23 Haziran 2008

Beni hatırladın mı?

En son 1984 Avrupa Şampiyonasında yarı final görmüştü İspanyollar. O yıl yarı finalde penaltılarla Danimarka'yı elemiş finalde Platinili Fransa'ya 2-0 mağlup olmuşlardı. Yıllar süren kupa hasretlerini dindirebilmek için çok büyük bir fırsat var artık ellerinde. Her turnuvaya favori başlayıp her seferinde hayal kırıklığına uğramak çok kötü bir duygu olsa gerek. Yarı finaldeki rakipleri Rusya'da grup maçında 4-1 yenildikleri maçın rövanşını almak için ellerini ovuşturmaya başladılar bile. Arshavinsiz oynadıkları maçta pek varlık gösterememişlerdi. İki takım adına farklı nedenlerden dolayı ortaya çıkan bu açlık maçın kıran kırana geçeceğinin de bir göstergesi.

İspanya-İtalya maçı kapanan İtalyanlara teknik İspanyolların gol atma çabası ve İtalyanların kontra atak girişimleri ile geçti kısaca. Ciddi pozisyonlar da yok değil. Özellikle Senna'nın füzesini Buffon'un elinden kaçırması maçın pozisyonu olabilir. "İtalyan balı" olmasa belki de turnuvadaki ikinci Cech olayına şahit olacaktık. Aragones Barcelona bazlı iki orta saha oyuncusunu da aynı anda oyundan aldı, Fabregas ve Cazorla ile yaptığı tazeleme hamlesi meyvelerini verdi ama golü bir türlü bulamadılar. Torres'i oyundan almak alışkanlık haline gelmiş Aragones için. Birşey yapmam gerek ama ne yapsam bilemedim diye düşündüğü anda ilk yaptığı hareket Torres'i oyundan almak. Açıkçası Torres de çok etkili bir maç çıkar(a)madı ama ne zaman ne yapacağı belli olan bir insan evladı da kesinlikle değil. Guiza da göğsü ile kontrol etmek yerine kucakladığı top dışında ondan fazlasını gerçekleştiremedi. İtalyanlar defans yapmayı bu maçla birlikte tekrar hatırladılar ama penaltı şansları bu sefer yardımcı olmadı. Çok eleştirilen ki Cannavaro-Nesta ile kıyaslandığında beş gömlek aşağıda kalan Chiellini-Panucci ikilisi bu maçı hatasız tamamlamayı başardılar. Girilen birkaç pozisyonu başta Toni olmak üzere yine cömertçe harcadılar. Toni'nin topu yükseltip Casillas'ı devre dışı bıraktığı, sonrasında Camoranesi'nin vuruşunun Casillas'ın ayak ucundan geri geldiği pozisyon İtalya adına maçın en ciddi pozisyonuydu. Di Natalie'nin yaptığı ortaya Grosso vurmaya hazırlanırken Toni'nin bir İspanyol savunma oyuncusu gibi müdahale ettiği top da hem komik hem de çok şanssız bir andı İtalyanlar için. Toni'nin Euro 2008 macerasını aşağıdaki fotoğraf özetliyor. Bu turnuvada resmen bir "Hakan Şükür sendromu" yaşadı. İnanılmaz sayıda pozisyona girdi ama hiçbirini gol yapmayı beceremedi.

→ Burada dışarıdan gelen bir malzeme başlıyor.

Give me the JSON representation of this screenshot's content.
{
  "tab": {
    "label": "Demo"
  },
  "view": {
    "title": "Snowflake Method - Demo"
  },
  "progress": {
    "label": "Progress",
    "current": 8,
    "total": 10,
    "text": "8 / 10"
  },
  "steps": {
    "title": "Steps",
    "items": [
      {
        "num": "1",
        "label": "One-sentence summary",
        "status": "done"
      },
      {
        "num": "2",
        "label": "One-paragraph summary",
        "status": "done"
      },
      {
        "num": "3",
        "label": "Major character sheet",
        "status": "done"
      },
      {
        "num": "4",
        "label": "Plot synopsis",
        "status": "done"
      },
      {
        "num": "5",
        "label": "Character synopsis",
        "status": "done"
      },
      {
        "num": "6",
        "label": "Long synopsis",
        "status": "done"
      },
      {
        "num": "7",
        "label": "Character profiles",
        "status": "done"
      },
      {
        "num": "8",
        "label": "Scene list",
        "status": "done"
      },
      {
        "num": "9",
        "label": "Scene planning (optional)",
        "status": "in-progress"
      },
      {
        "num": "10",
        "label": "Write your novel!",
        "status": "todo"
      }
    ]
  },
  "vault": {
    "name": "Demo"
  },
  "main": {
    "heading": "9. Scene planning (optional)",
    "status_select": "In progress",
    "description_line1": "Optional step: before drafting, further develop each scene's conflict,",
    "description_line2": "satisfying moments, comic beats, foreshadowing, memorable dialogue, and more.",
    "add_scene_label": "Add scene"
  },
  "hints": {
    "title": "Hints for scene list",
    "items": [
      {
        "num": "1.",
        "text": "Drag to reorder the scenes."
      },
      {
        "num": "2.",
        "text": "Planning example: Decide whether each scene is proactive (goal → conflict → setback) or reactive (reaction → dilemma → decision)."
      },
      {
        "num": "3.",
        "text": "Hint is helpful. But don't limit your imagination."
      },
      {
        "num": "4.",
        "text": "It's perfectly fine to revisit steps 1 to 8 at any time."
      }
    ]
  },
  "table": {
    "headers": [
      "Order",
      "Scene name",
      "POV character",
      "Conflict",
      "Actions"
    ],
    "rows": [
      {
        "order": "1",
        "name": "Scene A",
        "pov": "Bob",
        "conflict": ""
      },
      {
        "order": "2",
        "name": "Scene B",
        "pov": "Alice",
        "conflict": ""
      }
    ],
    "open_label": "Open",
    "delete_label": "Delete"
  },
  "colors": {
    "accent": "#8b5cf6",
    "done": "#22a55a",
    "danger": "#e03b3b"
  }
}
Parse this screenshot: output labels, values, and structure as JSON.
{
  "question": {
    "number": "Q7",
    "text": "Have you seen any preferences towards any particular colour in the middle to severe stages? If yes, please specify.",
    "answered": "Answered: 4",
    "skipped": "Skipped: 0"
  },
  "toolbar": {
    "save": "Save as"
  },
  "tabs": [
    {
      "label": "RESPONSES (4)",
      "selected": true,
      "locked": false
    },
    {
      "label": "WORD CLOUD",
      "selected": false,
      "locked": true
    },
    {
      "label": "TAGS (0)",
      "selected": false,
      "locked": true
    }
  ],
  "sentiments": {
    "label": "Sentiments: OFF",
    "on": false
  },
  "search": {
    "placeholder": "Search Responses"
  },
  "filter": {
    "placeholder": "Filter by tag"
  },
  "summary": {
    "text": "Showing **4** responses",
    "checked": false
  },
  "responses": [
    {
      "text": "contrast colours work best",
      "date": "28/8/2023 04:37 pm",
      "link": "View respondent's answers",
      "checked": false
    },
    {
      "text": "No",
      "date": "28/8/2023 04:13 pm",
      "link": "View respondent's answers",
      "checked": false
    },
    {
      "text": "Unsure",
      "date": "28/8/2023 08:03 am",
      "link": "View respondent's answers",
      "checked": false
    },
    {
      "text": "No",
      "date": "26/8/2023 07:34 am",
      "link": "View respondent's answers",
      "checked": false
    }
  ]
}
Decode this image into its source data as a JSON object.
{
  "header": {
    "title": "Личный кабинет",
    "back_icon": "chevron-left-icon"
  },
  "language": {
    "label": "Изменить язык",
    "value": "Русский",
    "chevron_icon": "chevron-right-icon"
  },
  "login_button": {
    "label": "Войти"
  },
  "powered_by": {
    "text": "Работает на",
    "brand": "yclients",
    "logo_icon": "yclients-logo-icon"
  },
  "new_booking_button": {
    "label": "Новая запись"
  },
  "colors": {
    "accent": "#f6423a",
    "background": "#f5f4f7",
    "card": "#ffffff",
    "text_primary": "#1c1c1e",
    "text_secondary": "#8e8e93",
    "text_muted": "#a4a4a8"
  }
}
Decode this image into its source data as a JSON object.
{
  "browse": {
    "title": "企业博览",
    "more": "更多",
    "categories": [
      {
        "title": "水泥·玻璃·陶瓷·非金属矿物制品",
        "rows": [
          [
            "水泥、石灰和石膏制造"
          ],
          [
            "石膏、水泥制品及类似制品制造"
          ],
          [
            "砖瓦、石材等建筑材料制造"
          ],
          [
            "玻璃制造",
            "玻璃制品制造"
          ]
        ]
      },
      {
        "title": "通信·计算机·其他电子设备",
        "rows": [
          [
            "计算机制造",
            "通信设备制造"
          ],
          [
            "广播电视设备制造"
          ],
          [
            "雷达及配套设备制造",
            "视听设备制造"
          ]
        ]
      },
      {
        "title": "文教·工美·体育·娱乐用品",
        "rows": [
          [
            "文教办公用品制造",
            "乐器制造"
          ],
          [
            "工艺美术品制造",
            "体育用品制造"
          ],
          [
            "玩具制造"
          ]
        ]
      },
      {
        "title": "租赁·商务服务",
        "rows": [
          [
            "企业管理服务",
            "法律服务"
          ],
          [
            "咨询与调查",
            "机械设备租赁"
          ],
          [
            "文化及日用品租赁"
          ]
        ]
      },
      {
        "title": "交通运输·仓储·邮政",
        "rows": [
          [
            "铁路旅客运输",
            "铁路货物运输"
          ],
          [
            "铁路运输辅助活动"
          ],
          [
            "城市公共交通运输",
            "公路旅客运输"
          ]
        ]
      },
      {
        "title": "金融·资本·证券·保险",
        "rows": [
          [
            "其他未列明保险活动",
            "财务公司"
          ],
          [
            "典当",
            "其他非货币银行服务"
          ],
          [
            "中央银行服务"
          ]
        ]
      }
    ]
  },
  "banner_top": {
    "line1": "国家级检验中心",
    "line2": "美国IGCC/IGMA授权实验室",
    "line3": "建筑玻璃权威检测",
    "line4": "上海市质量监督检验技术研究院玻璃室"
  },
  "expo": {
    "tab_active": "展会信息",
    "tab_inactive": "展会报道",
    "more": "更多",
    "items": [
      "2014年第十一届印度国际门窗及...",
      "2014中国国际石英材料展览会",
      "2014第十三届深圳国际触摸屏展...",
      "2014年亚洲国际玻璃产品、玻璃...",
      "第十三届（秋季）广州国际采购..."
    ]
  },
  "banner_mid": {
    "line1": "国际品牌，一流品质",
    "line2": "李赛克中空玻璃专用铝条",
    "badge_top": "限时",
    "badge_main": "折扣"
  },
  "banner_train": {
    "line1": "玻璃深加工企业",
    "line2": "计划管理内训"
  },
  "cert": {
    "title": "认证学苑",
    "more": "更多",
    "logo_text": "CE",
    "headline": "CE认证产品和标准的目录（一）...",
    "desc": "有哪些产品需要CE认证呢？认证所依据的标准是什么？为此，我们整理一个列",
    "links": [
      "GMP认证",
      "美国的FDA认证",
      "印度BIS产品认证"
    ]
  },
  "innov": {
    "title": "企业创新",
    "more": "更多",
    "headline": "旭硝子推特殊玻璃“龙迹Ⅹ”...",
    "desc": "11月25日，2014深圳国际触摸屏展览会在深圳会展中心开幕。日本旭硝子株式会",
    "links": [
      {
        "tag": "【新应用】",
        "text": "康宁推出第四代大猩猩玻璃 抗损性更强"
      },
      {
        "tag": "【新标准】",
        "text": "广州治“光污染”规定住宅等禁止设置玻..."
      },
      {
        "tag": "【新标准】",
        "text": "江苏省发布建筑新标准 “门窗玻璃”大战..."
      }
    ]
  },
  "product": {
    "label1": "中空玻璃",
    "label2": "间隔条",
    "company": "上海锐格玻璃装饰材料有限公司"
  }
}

Bu arada İspanyollar meşhur laneti de bozmuş oldular. Oyuncularını dinlendirmiş, grubunu 9 puanla lider tamamlamış, taraftar sayısı olarak üstün bir takım yarı finale yükselmiş oldu. Ayrıca üç şampiyon adayı barındıran ölüm grubundan yarı finale hiçbirinin kalamamış olması da şaşırtıcı.

Artık yarı finalleri bekliyoruz. Maçların çok zor geçeceğine şüphe yok. Oluşan tablo iki favori ve iki plase şeklinde. İki maçtan da plaselerin gelmesi biraz zor gibi görünüyor. Atacak kurşunu azalan Milli Takımımızın sürprizi gerçekleştiren taraf olması muhteşem olur, zor ama imkansız değil. Zaten "imkansız" diye bir kelime olmadığını da bu turnuva öğretmedi mi bizlere? "Impossible is nothing"miş, valla doğruymuş.

Bir mucize daha istesek çok mu olmuş oluruz? Gönül son iki tane daha istiyor ama biriyle yetinmek ya da olanla yetinmek gerekirse de çok üzüleceğimiz söylenemez.